The researchers appear to have averaged all of the polls compiled by the site. That means that the second-most-represented poll in its data came from USC Dornsife and the Los Angeles Times — a poll that was one of the least accurate in 2016 thanks to its consistently overstating Trump’s support.

Trump’s support in the researchers’ data rose more than three points from the week of July 7 to the week of July 14. It’s not clear why.

It’s important to note that the researchers focused on retweets and not overall tweets from the IRA. (In fact, they found that “we see weak evidence for an effect in the opposite direction, suggesting the possibility that IRA Twitter activity is increasing in response to Trump’s polling.”) This suggests that, if there was a meaningful correlation between Twitter activity and poll data, both were driven by some outside engagement. People becoming active on Twitter also may have happened as they were demonstrating more support for Trump. This is what’s known as a causal fork: Both the IRA retweets and Trump support may have been caused by the same external thing.

If there’s a correlation here, that is. Which is . . . up for debate.

It’s important to note that, on its face, the idea that 25,000 retweets could drive national political polls by a percentage point seems highly unlikely. Over the course of the 2016 election, there were 75 million tweets directly related to the election itself. If only 1 percent of those were retweeted 10 times, that means that the 25,000 retweets are fitting into a flood of 75 million original and 7.5 million retweeted tweets. It means, in other words, that the requisite 25,000 retweets make up 0.03 percent of all of that Twitter activity.

(To give a sense of scale: A study by Symantec found fewer than 120,000 tweets and retweets of IRA tweets in October 2016.)

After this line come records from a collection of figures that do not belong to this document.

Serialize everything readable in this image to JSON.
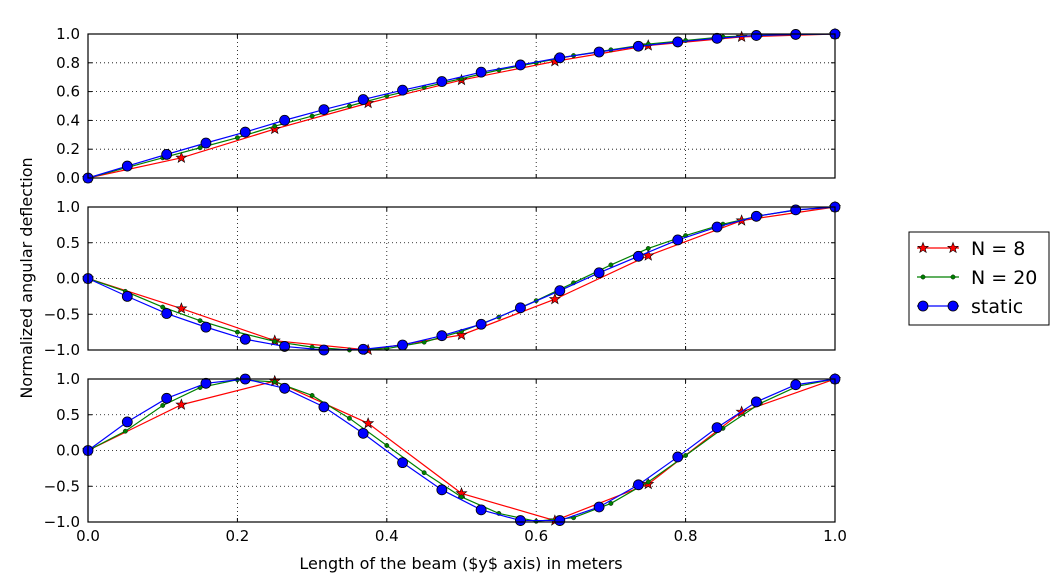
{
  "chart_data": {
    "type": "line",
    "xlabel": "Length of the beam ($y$ axis) in meters",
    "ylabel": "Normalized angular deflection",
    "xlim": [
      0.0,
      1.0
    ],
    "x_ticks": [
      "0.0",
      "0.2",
      "0.4",
      "0.6",
      "0.8",
      "1.0"
    ],
    "grid": true,
    "legend": {
      "position": "right",
      "entries": [
        {
          "label": "N = 8",
          "color": "#ff0000",
          "marker": "star"
        },
        {
          "label": "N = 20",
          "color": "#008000",
          "marker": "dot"
        },
        {
          "label": "static",
          "color": "#0000ff",
          "marker": "circle"
        }
      ]
    },
    "subplots": [
      {
        "ylim": [
          0.0,
          1.0
        ],
        "y_ticks": [
          "0.0",
          "0.2",
          "0.4",
          "0.6",
          "0.8",
          "1.0"
        ],
        "series": [
          {
            "name": "N = 8",
            "x": [
              0,
              0.125,
              0.25,
              0.375,
              0.5,
              0.625,
              0.75,
              0.875,
              1.0
            ],
            "y": [
              0,
              0.14,
              0.34,
              0.52,
              0.68,
              0.81,
              0.92,
              0.98,
              1.0
            ]
          },
          {
            "name": "N = 20",
            "x": [
              0,
              0.05,
              0.1,
              0.15,
              0.2,
              0.25,
              0.3,
              0.35,
              0.4,
              0.45,
              0.5,
              0.55,
              0.6,
              0.65,
              0.7,
              0.75,
              0.8,
              0.85,
              0.9,
              0.95,
              1.0
            ],
            "y": [
              0,
              0.07,
              0.14,
              0.21,
              0.28,
              0.36,
              0.43,
              0.5,
              0.57,
              0.63,
              0.69,
              0.75,
              0.8,
              0.85,
              0.89,
              0.93,
              0.955,
              0.98,
              0.99,
              0.997,
              1.0
            ]
          },
          {
            "name": "static",
            "x": [
              0,
              0.0526,
              0.1053,
              0.1579,
              0.2105,
              0.2632,
              0.3158,
              0.3684,
              0.4211,
              0.4737,
              0.5263,
              0.5789,
              0.6316,
              0.6842,
              0.7368,
              0.7895,
              0.8421,
              0.8947,
              0.9474,
              1.0
            ],
            "y": [
              0,
              0.083,
              0.164,
              0.243,
              0.319,
              0.401,
              0.475,
              0.545,
              0.61,
              0.67,
              0.735,
              0.785,
              0.835,
              0.875,
              0.915,
              0.945,
              0.97,
              0.99,
              0.997,
              1.0
            ]
          }
        ]
      },
      {
        "ylim": [
          -1.0,
          1.0
        ],
        "y_ticks": [
          "−1.0",
          "−0.5",
          "0.0",
          "0.5",
          "1.0"
        ],
        "series": [
          {
            "name": "N = 8",
            "x": [
              0,
              0.125,
              0.25,
              0.375,
              0.5,
              0.625,
              0.75,
              0.875,
              1.0
            ],
            "y": [
              0,
              -0.42,
              -0.87,
              -1.0,
              -0.79,
              -0.29,
              0.32,
              0.81,
              1.0
            ]
          },
          {
            "name": "N = 20",
            "x": [
              0,
              0.05,
              0.1,
              0.15,
              0.2,
              0.25,
              0.3,
              0.35,
              0.4,
              0.45,
              0.5,
              0.55,
              0.6,
              0.65,
              0.7,
              0.75,
              0.8,
              0.85,
              0.9,
              0.95,
              1.0
            ],
            "y": [
              0,
              -0.18,
              -0.4,
              -0.59,
              -0.75,
              -0.88,
              -0.96,
              -1.0,
              -0.98,
              -0.89,
              -0.74,
              -0.54,
              -0.31,
              -0.06,
              0.19,
              0.42,
              0.6,
              0.76,
              0.88,
              0.96,
              1.0
            ]
          },
          {
            "name": "static",
            "x": [
              0,
              0.0526,
              0.1053,
              0.1579,
              0.2105,
              0.2632,
              0.3158,
              0.3684,
              0.4211,
              0.4737,
              0.5263,
              0.5789,
              0.6316,
              0.6842,
              0.7368,
              0.7895,
              0.8421,
              0.8947,
              0.9474,
              1.0
            ],
            "y": [
              0,
              -0.25,
              -0.49,
              -0.68,
              -0.85,
              -0.95,
              -1.0,
              -0.99,
              -0.93,
              -0.8,
              -0.64,
              -0.41,
              -0.17,
              0.08,
              0.31,
              0.54,
              0.72,
              0.87,
              0.96,
              1.0
            ]
          }
        ]
      },
      {
        "ylim": [
          -1.0,
          1.0
        ],
        "y_ticks": [
          "−1.0",
          "−0.5",
          "0.0",
          "0.5",
          "1.0"
        ],
        "series": [
          {
            "name": "N = 8",
            "x": [
              0,
              0.125,
              0.25,
              0.375,
              0.5,
              0.625,
              0.75,
              0.875,
              1.0
            ],
            "y": [
              0,
              0.64,
              0.97,
              0.38,
              -0.6,
              -0.98,
              -0.47,
              0.54,
              1.0
            ]
          },
          {
            "name": "N = 20",
            "x": [
              0,
              0.05,
              0.1,
              0.15,
              0.2,
              0.25,
              0.3,
              0.35,
              0.4,
              0.45,
              0.5,
              0.55,
              0.6,
              0.65,
              0.7,
              0.75,
              0.8,
              0.85,
              0.9,
              0.95,
              1.0
            ],
            "y": [
              0,
              0.27,
              0.63,
              0.88,
              0.99,
              0.96,
              0.77,
              0.45,
              0.07,
              -0.31,
              -0.65,
              -0.88,
              -0.99,
              -0.94,
              -0.74,
              -0.44,
              -0.07,
              0.31,
              0.66,
              0.9,
              1.0
            ]
          },
          {
            "name": "static",
            "x": [
              0,
              0.0526,
              0.1053,
              0.1579,
              0.2105,
              0.2632,
              0.3158,
              0.3684,
              0.4211,
              0.4737,
              0.5263,
              0.5789,
              0.6316,
              0.6842,
              0.7368,
              0.7895,
              0.8421,
              0.8947,
              0.9474,
              1.0
            ],
            "y": [
              0,
              0.4,
              0.73,
              0.94,
              1.0,
              0.87,
              0.61,
              0.24,
              -0.17,
              -0.55,
              -0.83,
              -0.98,
              -0.98,
              -0.79,
              -0.48,
              -0.09,
              0.32,
              0.68,
              0.92,
              1.0
            ]
          }
        ]
      }
    ]
  }
}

That’s only for election-related tweets, mind you. Most of the IRA tweets (like most of their Facebook ads) were qualitatively something else. For example, the tweet that received the most retweets among those offered by the IRA before the election was one from a troll posing as a liberal black woman showing a video of a woman accompanied by text, noting “the pain in her voice.” It’s not clear what the video was (Twitter removed all of the trolls’ content), but it appears to have been part of the effort to stoke division by highlighting issues of race.

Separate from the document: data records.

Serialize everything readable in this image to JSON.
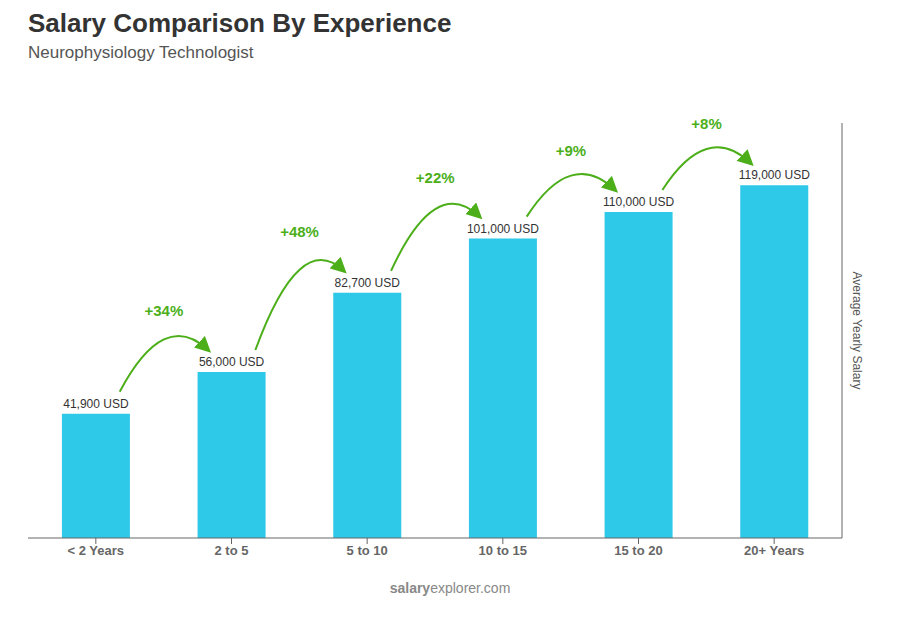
{
  "chart_data": {
    "type": "bar",
    "title": "Salary Comparison By Experience",
    "subtitle": "Neurophysiology Technologist",
    "categories": [
      "< 2 Years",
      "2 to 5",
      "5 to 10",
      "10 to 15",
      "15 to 20",
      "20+ Years"
    ],
    "values": [
      41900,
      56000,
      82700,
      101000,
      110000,
      119000
    ],
    "value_labels": [
      "41,900 USD",
      "56,000 USD",
      "82,700 USD",
      "101,000 USD",
      "110,000 USD",
      "119,000 USD"
    ],
    "data_labels": true,
    "annotations": [
      "+34%",
      "+48%",
      "+22%",
      "+9%",
      "+8%"
    ],
    "source": [
      "salary",
      "explorer.com"
    ],
    "ylabel": "Average Yearly Salary",
    "color": "#2ec8e8",
    "ylim": [
      0,
      140000
    ],
    "tick_labels": "x",
    "grid": false
  }
}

If the 97,498 retweets it received all came in the same week, would this have spurred a three-plus-point rise in Trump’s polls? Or would other most-retweeted tweets, several of which similarly focused on issues of painful black experiences in the United States?

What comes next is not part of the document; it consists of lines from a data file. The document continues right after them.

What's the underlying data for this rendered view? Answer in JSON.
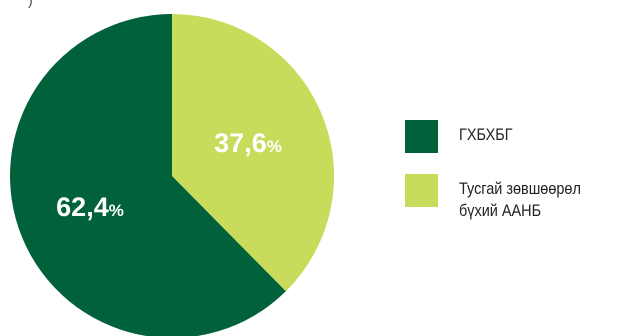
{
  "stray_text": ")",
  "chart_data": {
    "type": "pie",
    "title": "",
    "slices": [
      {
        "label": "ГХБХБГ",
        "value": 62.4,
        "display_value": "62,4",
        "unit": "%",
        "color": "#00613a"
      },
      {
        "label": "Тусгай зөвшөөрөл бүхий ААНБ",
        "value": 37.6,
        "display_value": "37,6",
        "unit": "%",
        "color": "#c8db5a"
      }
    ],
    "legend_position": "right"
  }
}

We also have to note that these were not targeted tweets, in any meaningful sense. Several of the accounts with the most tweets were named after geographic locations in an apparent attempt to appear to be legitimate news outlets in those places. The locations? Chicago, Newark, San Francisco and Kansas. None of these were really up for grabs in 2016. Chicago and Newark were probably chosen because of their large black populations, reinforcing that the goal was often as much racial division as Trump’s election.

It will be interesting to see whether other researchers are able to replicate the analysis undertaken here. We certainly can’t definitively say that no votes were changed as a result of Russian disinformation on Twitter or that no one’s political views were influenced by it. We can say, though, that this study is worth a great deal of skepticism — especially among those who are looking for evidence that Russia’s trolling handed the election to Trump.